Israel's top court has approved the eviction of 1,300 Palestinians from an area designated as an army training ground in the West Bank.
Human rights activists criticised the decision on Thursday, which came after a legal battle lasting more than 20 years.
Called "Firing Zone 918," the area of more than 3,300 hectares is located near Hebron in the southern West Bank.
Shepherds and farmers live there in eight Palestinian villages.
The army had declared the area a military exclusion zone at the beginning of the 1980s.
The court rejected the Palestinian residents' argument that they had lived there before.
The Israeli human rights organisation B'Tselem wrote that the decision served the purpose of "taking over their lands in the service of Jewish interests".
"The justices have thus proved once again that the occupied cannot expect justice from the occupier's court," B'Tselem said.
The international community must prevent Israel from expelling the residents from the area, it said.
The Israeli Civil Liberties Union warned of "grave consequences".
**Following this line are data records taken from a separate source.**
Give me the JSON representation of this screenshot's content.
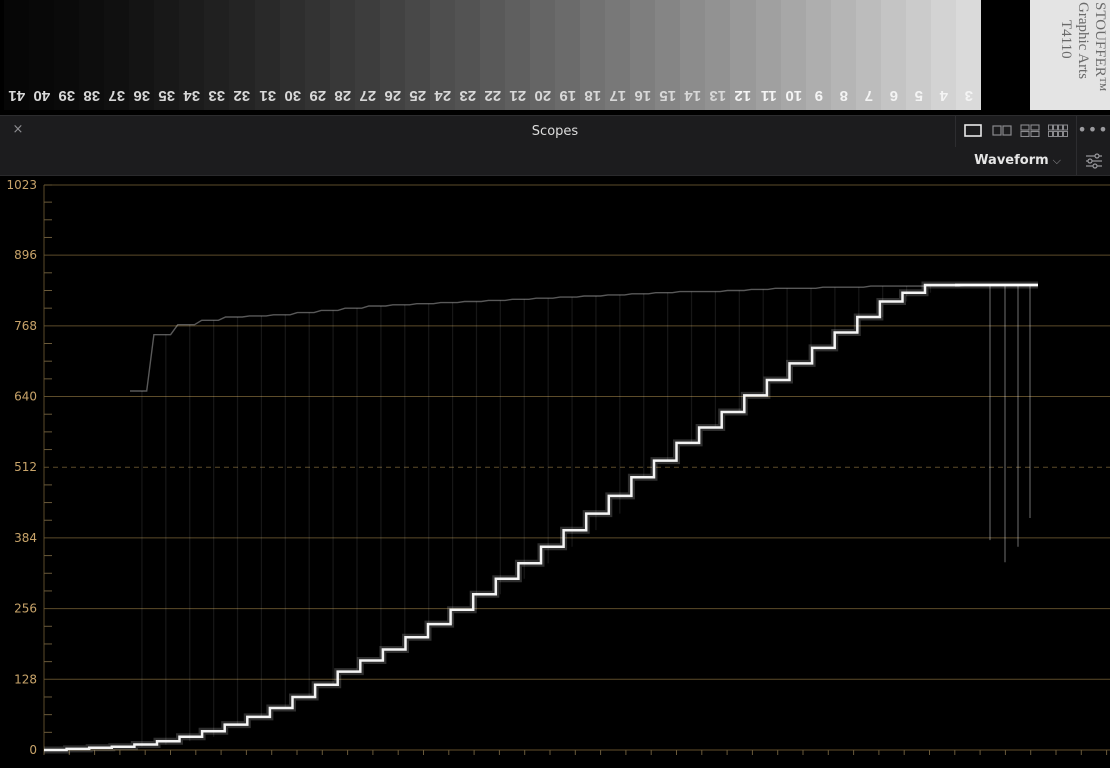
{
  "step_tablet": {
    "numbers": [
      "41",
      "40",
      "39",
      "38",
      "37",
      "36",
      "35",
      "34",
      "33",
      "32",
      "31",
      "30",
      "29",
      "28",
      "27",
      "26",
      "25",
      "24",
      "23",
      "22",
      "21",
      "20",
      "19",
      "18",
      "17",
      "16",
      "15",
      "14",
      "13",
      "12",
      "11",
      "10",
      "9",
      "8",
      "7",
      "6",
      "5",
      "4",
      "3"
    ],
    "brand_lines": [
      "STOUFFER™",
      "Graphic Arts",
      "T4110"
    ]
  },
  "panel": {
    "title": "Scopes",
    "close_glyph": "×",
    "more_glyph": "•••",
    "scope_type": "Waveform",
    "chevron_glyph": "⌵"
  },
  "icons": {
    "close": "close-icon",
    "single_view": "single-layout-icon",
    "dual_view": "dual-layout-icon",
    "quad_view": "quad-layout-icon",
    "multi_view": "multi-layout-icon",
    "more": "more-options-icon",
    "settings": "settings-sliders-icon"
  },
  "colors": {
    "panel_bg": "#1c1c1e",
    "scope_bg": "#000000",
    "graticule": "#6e5a32",
    "axis_label": "#c8a46a",
    "trace": "#ffffff"
  },
  "chart_data": {
    "type": "line",
    "title": "",
    "xlabel": "",
    "ylabel": "",
    "ylim": [
      0,
      1023
    ],
    "yticks": [
      0,
      128,
      256,
      384,
      512,
      640,
      768,
      896,
      1023
    ],
    "dashed_reference": 512,
    "grid": true,
    "series": [
      {
        "values": [
          0,
          2,
          4,
          6,
          10,
          16,
          24,
          34,
          46,
          60,
          76,
          96,
          118,
          142,
          162,
          182,
          204,
          228,
          254,
          282,
          310,
          338,
          368,
          398,
          428,
          460,
          494,
          524,
          556,
          584,
          612,
          642,
          670,
          700,
          728,
          756,
          784,
          812,
          828,
          842,
          842,
          842,
          842,
          842
        ]
      },
      {
        "values": [
          650,
          752,
          770,
          778,
          784,
          786,
          788,
          792,
          796,
          800,
          804,
          806,
          808,
          810,
          812,
          814,
          816,
          818,
          820,
          822,
          824,
          826,
          828,
          830,
          830,
          832,
          834,
          836,
          836,
          838,
          838,
          840,
          840,
          840,
          840,
          842,
          842,
          842
        ]
      }
    ]
  }
}
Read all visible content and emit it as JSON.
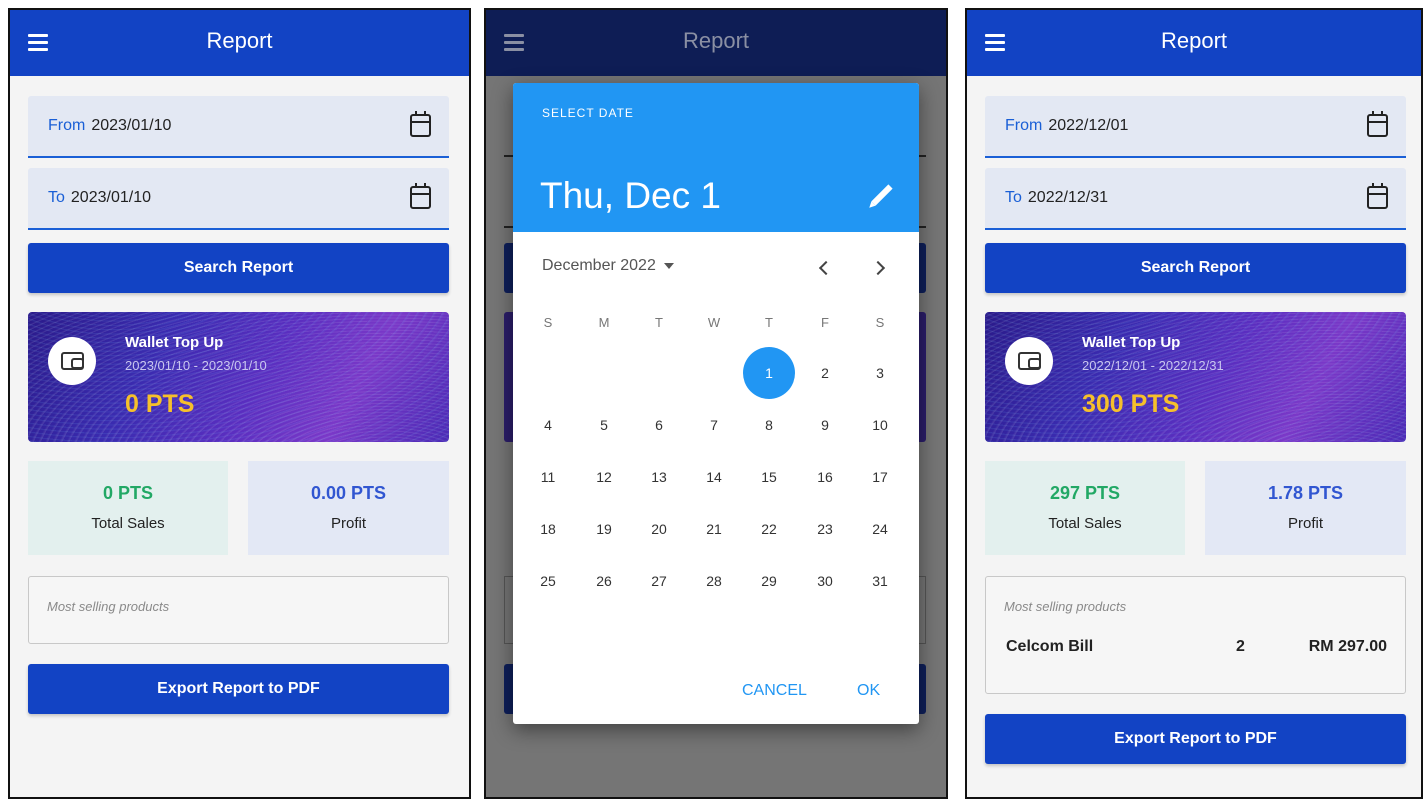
{
  "screen1": {
    "title": "Report",
    "from_label": "From",
    "from_value": "2023/01/10",
    "to_label": "To",
    "to_value": "2023/01/10",
    "search_label": "Search Report",
    "wallet_title": "Wallet Top Up",
    "wallet_range": "2023/01/10 - 2023/01/10",
    "wallet_points": "0 PTS",
    "sales_value": "0 PTS",
    "sales_label": "Total Sales",
    "profit_value": "0.00 PTS",
    "profit_label": "Profit",
    "most_selling_label": "Most selling products",
    "export_label": "Export Report to PDF"
  },
  "screen2": {
    "title": "Report",
    "dialog": {
      "header_label": "SELECT DATE",
      "selected_date": "Thu, Dec 1",
      "month_label": "December 2022",
      "weekdays": [
        "S",
        "M",
        "T",
        "W",
        "T",
        "F",
        "S"
      ],
      "selected_day": 1,
      "days": [
        "1",
        "2",
        "3",
        "4",
        "5",
        "6",
        "7",
        "8",
        "9",
        "10",
        "11",
        "12",
        "13",
        "14",
        "15",
        "16",
        "17",
        "18",
        "19",
        "20",
        "21",
        "22",
        "23",
        "24",
        "25",
        "26",
        "27",
        "28",
        "29",
        "30",
        "31"
      ],
      "cancel_label": "CANCEL",
      "ok_label": "OK"
    }
  },
  "screen3": {
    "title": "Report",
    "from_label": "From",
    "from_value": "2022/12/01",
    "to_label": "To",
    "to_value": "2022/12/31",
    "search_label": "Search Report",
    "wallet_title": "Wallet Top Up",
    "wallet_range": "2022/12/01 - 2022/12/31",
    "wallet_points": "300 PTS",
    "sales_value": "297 PTS",
    "sales_label": "Total Sales",
    "profit_value": "1.78 PTS",
    "profit_label": "Profit",
    "most_selling_label": "Most selling products",
    "products": [
      {
        "name": "Celcom Bill",
        "qty": "2",
        "amount": "RM 297.00"
      }
    ],
    "export_label": "Export Report to PDF"
  },
  "colors": {
    "app_bar": "#1243c4",
    "accent": "#1a5fd6",
    "picker_blue": "#2196f3",
    "points_gold": "#f6c02b",
    "sales_green": "#22a865",
    "profit_blue": "#3156d1"
  },
  "icons": [
    "menu-icon",
    "calendar-icon",
    "wallet-icon",
    "pencil-icon",
    "chevron-left-icon",
    "chevron-right-icon",
    "dropdown-arrow-icon"
  ]
}
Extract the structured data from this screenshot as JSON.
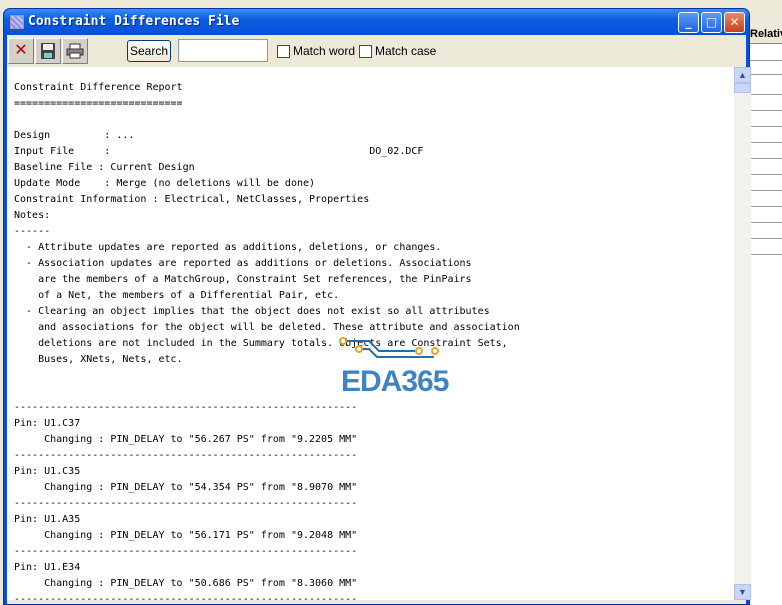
{
  "background_app": {
    "column_header": "Relative"
  },
  "window": {
    "title": "Constraint Differences File",
    "minimize": "_",
    "maximize": "□",
    "close": "✕"
  },
  "toolbar": {
    "close_icon": "✕",
    "save_icon": "save",
    "print_icon": "print",
    "search_label": "Search",
    "search_value": "",
    "match_word": "Match word",
    "match_case": "Match case"
  },
  "report_lines": [
    "Constraint Difference Report",
    "============================",
    "",
    "Design         : ...",
    "Input File     :                                           DO_02.DCF",
    "Baseline File : Current Design",
    "Update Mode    : Merge (no deletions will be done)",
    "Constraint Information : Electrical, NetClasses, Properties",
    "Notes:",
    "------",
    "  - Attribute updates are reported as additions, deletions, or changes.",
    "  - Association updates are reported as additions or deletions. Associations",
    "    are the members of a MatchGroup, Constraint Set references, the PinPairs",
    "    of a Net, the members of a Differential Pair, etc.",
    "  - Clearing an object implies that the object does not exist so all attributes",
    "    and associations for the object will be deleted. These attribute and association",
    "    deletions are not included in the Summary totals. Objects are Constraint Sets,",
    "    Buses, XNets, Nets, etc.",
    "",
    "",
    "---------------------------------------------------------",
    "Pin: U1.C37",
    "     Changing : PIN_DELAY to \"56.267 PS\" from \"9.2205 MM\"",
    "---------------------------------------------------------",
    "Pin: U1.C35",
    "     Changing : PIN_DELAY to \"54.354 PS\" from \"8.9070 MM\"",
    "---------------------------------------------------------",
    "Pin: U1.A35",
    "     Changing : PIN_DELAY to \"56.171 PS\" from \"9.2048 MM\"",
    "---------------------------------------------------------",
    "Pin: U1.E34",
    "     Changing : PIN_DELAY to \"50.686 PS\" from \"8.3060 MM\"",
    "---------------------------------------------------------"
  ],
  "watermark": "EDA365"
}
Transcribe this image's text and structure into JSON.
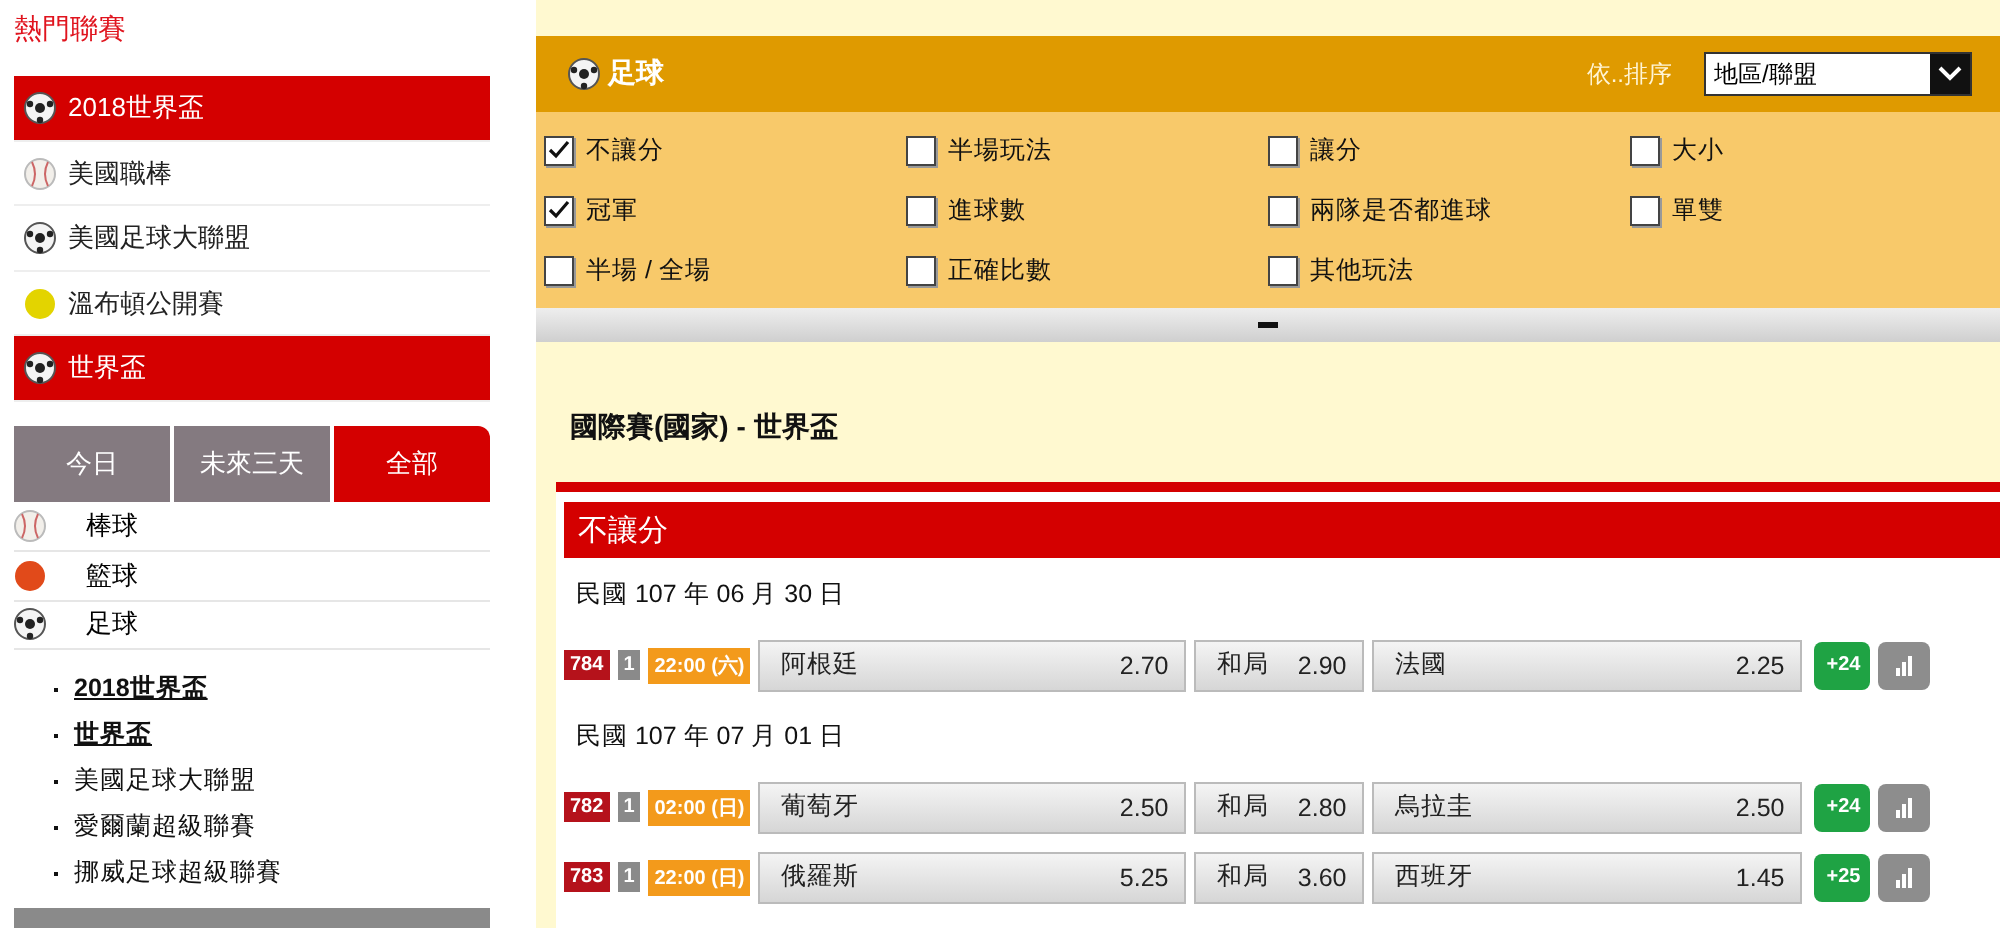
{
  "sidebar": {
    "title": "熱門聯賽",
    "leagues": [
      {
        "label": "2018世界盃",
        "kind": "soccer",
        "selected": true
      },
      {
        "label": "美國職棒",
        "kind": "baseball",
        "selected": false
      },
      {
        "label": "美國足球大聯盟",
        "kind": "soccer",
        "selected": false
      },
      {
        "label": "溫布頓公開賽",
        "kind": "tennis",
        "selected": false
      },
      {
        "label": "世界盃",
        "kind": "soccer",
        "selected": true
      }
    ],
    "tabs": [
      {
        "label": "今日",
        "selected": false
      },
      {
        "label": "未來三天",
        "selected": false
      },
      {
        "label": "全部",
        "selected": true
      }
    ],
    "sports": [
      {
        "label": "棒球",
        "kind": "baseball"
      },
      {
        "label": "籃球",
        "kind": "basketball"
      },
      {
        "label": "足球",
        "kind": "soccer"
      }
    ],
    "sub_leagues": [
      {
        "label": "2018世界盃",
        "selected": true
      },
      {
        "label": "世界盃",
        "selected": true
      },
      {
        "label": "美國足球大聯盟",
        "selected": false
      },
      {
        "label": "愛爾蘭超級聯賽",
        "selected": false
      },
      {
        "label": "挪威足球超級聯賽",
        "selected": false
      }
    ]
  },
  "panel": {
    "title": "足球",
    "sort_label": "依..排序",
    "sort_value": "地區/聯盟",
    "markets": [
      {
        "label": "不讓分",
        "checked": true
      },
      {
        "label": "半場玩法",
        "checked": false
      },
      {
        "label": "讓分",
        "checked": false
      },
      {
        "label": "大小",
        "checked": false
      },
      {
        "label": "冠軍",
        "checked": true
      },
      {
        "label": "進球數",
        "checked": false
      },
      {
        "label": "兩隊是否都進球",
        "checked": false
      },
      {
        "label": "單雙",
        "checked": false
      },
      {
        "label": "半場 / 全場",
        "checked": false
      },
      {
        "label": "正確比數",
        "checked": false
      },
      {
        "label": "其他玩法",
        "checked": false
      }
    ]
  },
  "section": {
    "title": "國際賽(國家) - 世界盃",
    "market": "不讓分",
    "days": [
      {
        "date": "民國 107 年 06 月 30 日",
        "matches": [
          {
            "code": "784",
            "period": "1",
            "time": "22:00 (六)",
            "home": "阿根廷",
            "home_odds": "2.70",
            "draw": "和局",
            "draw_odds": "2.90",
            "away": "法國",
            "away_odds": "2.25",
            "more": "+24"
          }
        ]
      },
      {
        "date": "民國 107 年 07 月 01 日",
        "matches": [
          {
            "code": "782",
            "period": "1",
            "time": "02:00 (日)",
            "home": "葡萄牙",
            "home_odds": "2.50",
            "draw": "和局",
            "draw_odds": "2.80",
            "away": "烏拉圭",
            "away_odds": "2.50",
            "more": "+24"
          },
          {
            "code": "783",
            "period": "1",
            "time": "22:00 (日)",
            "home": "俄羅斯",
            "home_odds": "5.25",
            "draw": "和局",
            "draw_odds": "3.60",
            "away": "西班牙",
            "away_odds": "1.45",
            "more": "+25"
          }
        ]
      }
    ]
  }
}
Israel conquered the West Bank and East Jerusalem, among other territories, during the 1967 Six-Day War.
About 600,000 Israelis live there today in more than 200 settlements.
In 2016, the United Nations Security Council described these settlements as a violation of international law and called on Israel to stop all settlement activities.
The Palestinians want to establish their own state in the West Bank, the Gaza Strip and East Jerusalem.
The Association for Civil Rights in Israel (ACRI) on Thursday said there were "unprecedented consequences" to the top court's ruling handed down "without warning in the middle of the night".
It "allows the expulsion of approximately 1,000 women, men, children and elderly Palestinians," the organisation said in a statement.
Lawyers said they were still trying to see whether there were any further legal avenues to stop the expulsions.